Intervista a Ilaria Delli Paoli: “Ce la mettiamo tutta per affrontare un nuovo tipo di performance che in Italia non esiste”

  1. di Davide Speranza

Era il 1982 quando esplodeva sulla scena teatrale uno spettacolo che avrebbe fatto storia a Napoli e non solo. Tango Glaciale, di Mario Martone, spaccava la tradizione asfittica nazionale ed esponeva il pubblico a un immaginario visivo cui si approdò grazie a nuovi azzardi drammaturgici. Compagnia di bandiera del nuovo sperimentalismo era Falso Movimento dello stesso Martone (per Tango, in scena c’erano Licia Maglietta, Andrea Renzi e Tomas Arana) che poi andò a fondersi con Teatro dei Mutamenti di Antonio Neiwiller e Teatro Studio di Toni Servillo: nasceva così Teatri Uniti. Forse non è un caso che quel fermento partisse da Napoli, da un Sud pronto a sganciarsi dai cliché tradizionalisti, mettendosi a nudo in una nuova ottica di cromia emotiva.

E poi? Che senso ha parlare di sperimentalismo oggi? Esistono ancora gli sperimentatori? L’attrice e docente teatrale Ilaria Delli Paoli preferisce il termine “ibridazione”, riferendosi all’ottica di intreccio e crossmedialità performativa contenuta in certo teatro contemporaneo: attorialità, audiovisivo, tecnologia sonora, pittura, installazione. La vera sperimentazione sta nello studio di nuovi incontri tra dinamiche artistiche. Una forma, quella ibrida, che la Delli Paoli – insieme ai compagni di viaggio, Paky di Maio e Francesco Zentwo Palladino – porta avanti con successo, tant’è che il gruppo da loro creato, Electroshock therapy (EST), è stato selezionato per il terzo anno consecutivo alla Biennale di Venezia, approdando così alla fase finale delle performance site-specific.
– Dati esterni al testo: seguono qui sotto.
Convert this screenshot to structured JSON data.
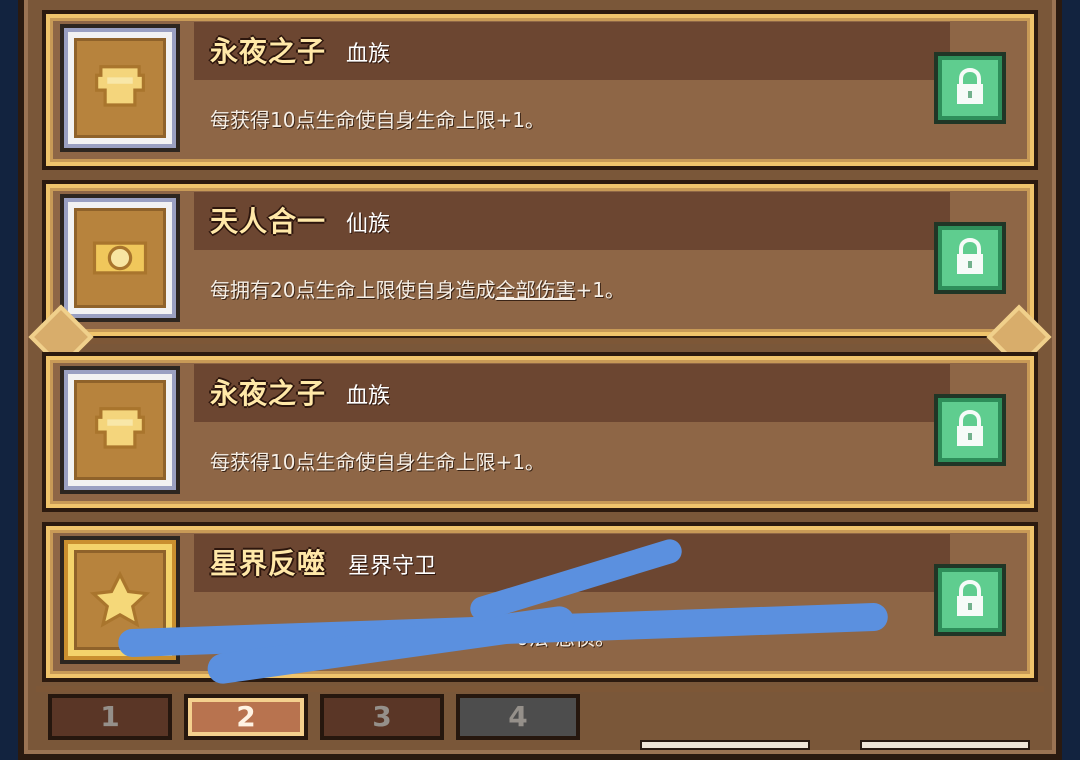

Il loro è un viaggio lungo, verso la Serenissima, disturbato dalla mia telefonata, che li coglie alle prese con autostrade e gallerie. Prima tappa è il Teatro studio Lanciano, a Treglio, in terra abruzzese, dove prima della giornata veneziana, Ilaria e Paky (accompagnati anche da Roberto Solofria e Nicola Bove, elementi di Teatro Civico 14 fondato dalla stessa Delli Paoli) porteranno un loro cavallo di battaglia, Di un Ulisse di una Penelope. Teatro on the road, verrebbe da dire. Ma sarà il tempo di una serata, poi via verso Pescara, sopra un treno in corsa per la Laguna, trascinando valigie e bagagli-mondo che conservano in grembo strumentazioni, teli, strutture di scena, costumi. Dead Line è il titolo della performance candidata alla vittoria finale.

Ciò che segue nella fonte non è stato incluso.